Joachim and Anne Meeting at the Golden Gate is a 1504 woodcut by the German artist Albrecht Dürer that depicts the standard scene of the parents of the Virgin Mary, Joachim and Anne meeting at the Golden Gate of Jerusalem after Anne discovers she is unexpectedly pregnant. The story is not in the New Testament, but is in the Protoevangelium of James and other apocryphal accounts; however it was tolerated by the church. The print shows an embracing couple beneath an ornamental archway, surrounded by neighbours and fools.
The work is one of 16 woodcuts and prints in Dürer's Life of the Virgin series, which he executed between 1501 and 1511. Joachim and Anne Meeting at the Golden Gate is the only work in the series to include a date. Throughout the series, the Virgin is displayed as an intermediary between the divine and the earth, yet shown with a range of human frailties. The full series of prints was first published in 1511. Printed on the reverse of each was a Latin text written by a member of his intellectual circle in Nuremberg, the Benedictine Abbot Benedictus Chelidonius.

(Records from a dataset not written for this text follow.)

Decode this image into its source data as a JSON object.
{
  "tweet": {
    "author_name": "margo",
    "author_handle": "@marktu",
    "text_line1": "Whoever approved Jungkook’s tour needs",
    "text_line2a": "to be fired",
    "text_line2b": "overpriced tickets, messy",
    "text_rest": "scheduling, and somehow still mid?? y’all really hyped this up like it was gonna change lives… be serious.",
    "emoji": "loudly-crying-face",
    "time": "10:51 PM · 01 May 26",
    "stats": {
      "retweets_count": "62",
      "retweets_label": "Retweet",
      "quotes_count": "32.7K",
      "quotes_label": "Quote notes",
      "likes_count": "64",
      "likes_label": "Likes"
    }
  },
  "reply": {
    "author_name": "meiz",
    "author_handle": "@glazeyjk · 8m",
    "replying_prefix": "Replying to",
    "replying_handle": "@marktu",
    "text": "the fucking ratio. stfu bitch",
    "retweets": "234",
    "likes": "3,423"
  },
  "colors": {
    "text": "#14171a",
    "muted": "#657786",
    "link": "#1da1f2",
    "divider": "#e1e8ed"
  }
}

The work describes the story of the married couple Joachim and Anne, who, though they were devoted to each other, were deeply unhappy as they were childless, which they took as a sign that they must have been rejected by God. An angel informs Anne of her conception, while at the same time asking her to meet her husband at the city gate in Jerusalem. On meeting, the couple entwine in joy. According to Chelidonius: "Overjoyed Anne threw herself into the arms of her husband; together they rejoiced about the honour that was to be granted them in the form of a child. For they knew from the heavenly messenger that the child would be a Queen, powerful on heaven and on earth". In traditional depictions of the occasion, the pair embrace, but don't kiss.

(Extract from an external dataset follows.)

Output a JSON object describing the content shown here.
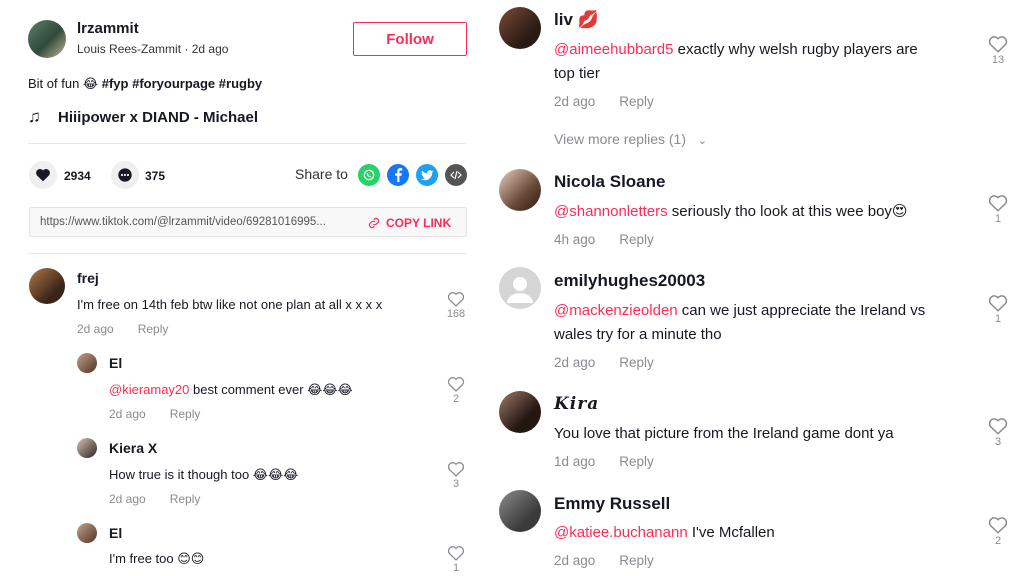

Dürer here follows an early Renaissance convention involving the illusion of looking through an open window. He framed many of his works in this way, including Joachim and Anne Meeting at the Golden Gate, which is outlined by a Renaissance arch. The artist's mix of classical and sixteenth-century Nuremberg motifs, as well as the northern European setting, were utilised to bring the images closer to the audience. According to the critic Laurie Meunier Graves, "these prints manage to illuminate the sacred while at the same time providing scenes of homely, Renaissance life. They are a beautiful blend of the holy and the secular. In addition, woodcuts are an art form that gives plenty of latitude to the imagination and leaves room for fancy." As with the other works in the series, it is distinguished by virtuoso use of line and highly skilled cutting.